Interpellé en début décembre dernier pour outrage au chef de l’État, l’opposant Parole Kamizelo, connu sous le surnom de « Maîtrisable », a comparu devant les juges à Kinshasa, où il a tenu à défendre sa cause et à réitérer les propos à l’origine de ses poursuites.
Au cœur de l’affaire figurent des déclarations de Kamizelo concernant le mariage du président de la République, Félix-Antoine Tshisekedi, avec la Première dame Denise Nyakeru. Devant la justice, l’opposant affirme n’avoir jamais vu d’images ou de preuves attestant de cette union. Il soutient que, de la même manière que l’ancien président américain Barack Obama avait présenté ses diplômes pour répondre aux accusations dont il faisait l’objet, le chef de l’État congolais devrait, selon lui, également fournir des preuves de son mariage.
Parole Kamizelo a également expliqué le contexte de ses prises de parole, affirmant avoir été injustement pris pour cible.
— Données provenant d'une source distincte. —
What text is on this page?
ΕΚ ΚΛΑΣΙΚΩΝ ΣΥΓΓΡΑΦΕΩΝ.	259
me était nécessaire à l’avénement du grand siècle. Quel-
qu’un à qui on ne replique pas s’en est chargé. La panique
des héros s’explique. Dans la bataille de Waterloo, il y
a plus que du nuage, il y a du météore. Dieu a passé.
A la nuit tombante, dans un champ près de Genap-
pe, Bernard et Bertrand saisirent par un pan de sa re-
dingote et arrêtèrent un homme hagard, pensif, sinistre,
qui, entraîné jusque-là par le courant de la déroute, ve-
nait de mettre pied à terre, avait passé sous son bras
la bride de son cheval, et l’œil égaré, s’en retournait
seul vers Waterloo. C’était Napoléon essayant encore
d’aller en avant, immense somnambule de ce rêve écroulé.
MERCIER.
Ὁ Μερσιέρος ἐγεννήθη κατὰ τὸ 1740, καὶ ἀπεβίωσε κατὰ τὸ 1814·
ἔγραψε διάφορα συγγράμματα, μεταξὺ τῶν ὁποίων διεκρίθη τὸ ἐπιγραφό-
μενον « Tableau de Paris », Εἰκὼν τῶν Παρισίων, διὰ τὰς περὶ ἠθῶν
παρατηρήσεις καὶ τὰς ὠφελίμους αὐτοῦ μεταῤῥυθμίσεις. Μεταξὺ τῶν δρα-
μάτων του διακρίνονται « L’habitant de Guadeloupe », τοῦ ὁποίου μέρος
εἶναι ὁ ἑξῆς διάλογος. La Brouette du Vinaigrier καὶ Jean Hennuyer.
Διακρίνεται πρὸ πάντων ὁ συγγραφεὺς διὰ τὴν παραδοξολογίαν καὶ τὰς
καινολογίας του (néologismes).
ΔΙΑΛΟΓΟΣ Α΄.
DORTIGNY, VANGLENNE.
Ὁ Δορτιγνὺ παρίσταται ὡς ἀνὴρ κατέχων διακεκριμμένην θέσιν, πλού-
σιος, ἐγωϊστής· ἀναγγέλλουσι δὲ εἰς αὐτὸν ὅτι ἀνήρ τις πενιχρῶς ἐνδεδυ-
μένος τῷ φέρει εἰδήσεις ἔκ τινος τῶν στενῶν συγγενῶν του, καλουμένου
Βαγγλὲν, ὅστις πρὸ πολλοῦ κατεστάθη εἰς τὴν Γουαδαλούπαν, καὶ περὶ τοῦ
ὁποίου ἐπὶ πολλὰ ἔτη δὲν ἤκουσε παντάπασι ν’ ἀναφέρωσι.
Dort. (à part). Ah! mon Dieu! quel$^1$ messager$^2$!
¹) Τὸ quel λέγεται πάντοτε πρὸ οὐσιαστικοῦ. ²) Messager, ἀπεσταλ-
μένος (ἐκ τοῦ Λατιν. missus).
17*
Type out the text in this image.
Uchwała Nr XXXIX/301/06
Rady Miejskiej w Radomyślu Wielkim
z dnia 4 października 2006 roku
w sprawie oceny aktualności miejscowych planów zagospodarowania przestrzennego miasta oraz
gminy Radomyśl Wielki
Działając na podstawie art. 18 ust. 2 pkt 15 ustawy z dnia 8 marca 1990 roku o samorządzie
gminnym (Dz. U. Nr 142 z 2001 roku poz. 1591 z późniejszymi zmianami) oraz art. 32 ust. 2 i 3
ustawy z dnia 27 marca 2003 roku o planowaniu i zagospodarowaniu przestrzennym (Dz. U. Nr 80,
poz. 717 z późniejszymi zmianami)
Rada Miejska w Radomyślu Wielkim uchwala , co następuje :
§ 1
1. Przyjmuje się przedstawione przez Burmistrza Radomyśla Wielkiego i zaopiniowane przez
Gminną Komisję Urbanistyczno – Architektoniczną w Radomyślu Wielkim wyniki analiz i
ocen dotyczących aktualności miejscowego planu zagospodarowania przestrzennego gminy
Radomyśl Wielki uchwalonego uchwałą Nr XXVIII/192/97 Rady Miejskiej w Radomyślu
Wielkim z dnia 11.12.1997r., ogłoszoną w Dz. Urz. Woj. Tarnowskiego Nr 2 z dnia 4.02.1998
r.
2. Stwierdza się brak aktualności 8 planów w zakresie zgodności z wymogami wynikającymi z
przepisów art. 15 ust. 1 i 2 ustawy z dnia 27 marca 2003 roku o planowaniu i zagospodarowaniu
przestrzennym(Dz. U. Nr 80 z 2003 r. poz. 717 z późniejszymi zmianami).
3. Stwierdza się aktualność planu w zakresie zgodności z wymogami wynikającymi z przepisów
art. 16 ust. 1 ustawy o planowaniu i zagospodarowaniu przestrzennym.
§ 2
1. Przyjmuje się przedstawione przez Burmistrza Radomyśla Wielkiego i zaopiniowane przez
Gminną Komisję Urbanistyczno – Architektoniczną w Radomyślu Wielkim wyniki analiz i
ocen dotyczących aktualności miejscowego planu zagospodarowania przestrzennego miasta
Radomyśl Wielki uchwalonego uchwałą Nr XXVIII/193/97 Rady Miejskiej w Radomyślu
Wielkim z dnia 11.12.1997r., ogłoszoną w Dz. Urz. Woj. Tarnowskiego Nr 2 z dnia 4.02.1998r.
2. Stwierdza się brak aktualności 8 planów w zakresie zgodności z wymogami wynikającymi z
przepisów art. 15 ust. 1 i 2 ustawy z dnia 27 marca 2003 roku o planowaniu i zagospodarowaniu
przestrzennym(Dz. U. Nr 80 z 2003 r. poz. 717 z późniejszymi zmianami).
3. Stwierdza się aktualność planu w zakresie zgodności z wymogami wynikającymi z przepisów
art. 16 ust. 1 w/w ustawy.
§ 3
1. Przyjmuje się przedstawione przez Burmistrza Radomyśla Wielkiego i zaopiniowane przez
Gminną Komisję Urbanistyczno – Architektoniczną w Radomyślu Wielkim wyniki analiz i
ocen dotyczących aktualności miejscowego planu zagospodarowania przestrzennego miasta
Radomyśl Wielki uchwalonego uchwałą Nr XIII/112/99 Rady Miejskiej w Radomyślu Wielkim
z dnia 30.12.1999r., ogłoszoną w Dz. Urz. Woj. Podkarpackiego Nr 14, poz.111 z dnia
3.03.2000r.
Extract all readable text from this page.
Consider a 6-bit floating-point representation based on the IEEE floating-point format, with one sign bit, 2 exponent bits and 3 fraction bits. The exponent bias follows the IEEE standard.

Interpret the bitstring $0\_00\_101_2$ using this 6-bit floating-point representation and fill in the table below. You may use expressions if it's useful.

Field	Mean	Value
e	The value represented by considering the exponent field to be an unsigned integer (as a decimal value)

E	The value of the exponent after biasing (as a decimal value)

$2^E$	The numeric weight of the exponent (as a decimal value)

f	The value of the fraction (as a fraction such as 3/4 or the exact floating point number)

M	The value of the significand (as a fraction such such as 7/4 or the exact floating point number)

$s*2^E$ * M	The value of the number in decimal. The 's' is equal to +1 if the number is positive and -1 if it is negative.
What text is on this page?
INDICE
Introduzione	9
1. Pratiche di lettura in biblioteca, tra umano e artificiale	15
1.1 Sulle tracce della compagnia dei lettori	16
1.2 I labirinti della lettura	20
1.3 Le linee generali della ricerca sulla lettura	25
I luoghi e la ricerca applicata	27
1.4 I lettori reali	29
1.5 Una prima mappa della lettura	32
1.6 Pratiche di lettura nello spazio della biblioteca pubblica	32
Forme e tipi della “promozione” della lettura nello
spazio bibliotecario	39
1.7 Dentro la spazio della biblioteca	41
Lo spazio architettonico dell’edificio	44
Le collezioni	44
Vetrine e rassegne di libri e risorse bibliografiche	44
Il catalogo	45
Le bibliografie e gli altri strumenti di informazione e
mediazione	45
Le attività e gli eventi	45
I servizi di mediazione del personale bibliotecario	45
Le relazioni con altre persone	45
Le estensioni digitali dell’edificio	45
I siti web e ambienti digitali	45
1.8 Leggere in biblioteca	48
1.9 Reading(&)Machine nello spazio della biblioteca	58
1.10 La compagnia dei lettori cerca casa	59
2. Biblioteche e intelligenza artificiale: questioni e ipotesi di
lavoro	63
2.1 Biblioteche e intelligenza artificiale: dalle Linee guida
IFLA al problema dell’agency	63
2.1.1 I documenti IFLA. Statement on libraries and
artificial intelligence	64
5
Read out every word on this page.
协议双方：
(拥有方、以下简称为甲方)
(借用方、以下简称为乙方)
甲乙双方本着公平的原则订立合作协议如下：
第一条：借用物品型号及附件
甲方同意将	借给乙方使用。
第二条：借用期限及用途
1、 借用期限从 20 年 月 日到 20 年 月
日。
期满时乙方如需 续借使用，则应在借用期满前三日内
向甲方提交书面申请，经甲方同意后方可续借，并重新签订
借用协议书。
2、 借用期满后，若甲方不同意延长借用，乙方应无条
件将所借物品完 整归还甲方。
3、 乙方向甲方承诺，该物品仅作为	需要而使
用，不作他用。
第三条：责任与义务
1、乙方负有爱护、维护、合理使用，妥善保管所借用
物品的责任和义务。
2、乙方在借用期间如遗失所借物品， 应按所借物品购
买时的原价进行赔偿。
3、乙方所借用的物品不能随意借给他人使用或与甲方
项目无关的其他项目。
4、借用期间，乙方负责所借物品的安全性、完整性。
Il évoque notamment des accusations d’origine étrangère portées contre lui.
« On m’a séquestré, on m’a traité de Rwandais, de traître. Je ne le suis pas. C’est moi la victime dans cette affaire », a-t-il déclaré devant les juges, estimant que ses propos ont été sortis de leur contexte.
Après son arrestation, l’opposant avait disparu des radars pendant près d’un mois, avant de réapparaître dans une vidéo largement relayée sur les réseaux sociaux. Dans cette séquence, il était visiblement poussé à présenter des excuses au président Félix Tshisekedi, une démarche qui a suscité de nombreuses réactions au sein de l’opinion publique.
Le dossier Kamizelo est loin d’être clos. L’affaire a été renvoyée, et un nouveau procès est attendu dans les prochains jours, alors que l’opinion suit de près l’évolution de cette procédure judiciaire aux implications politiques sensibles.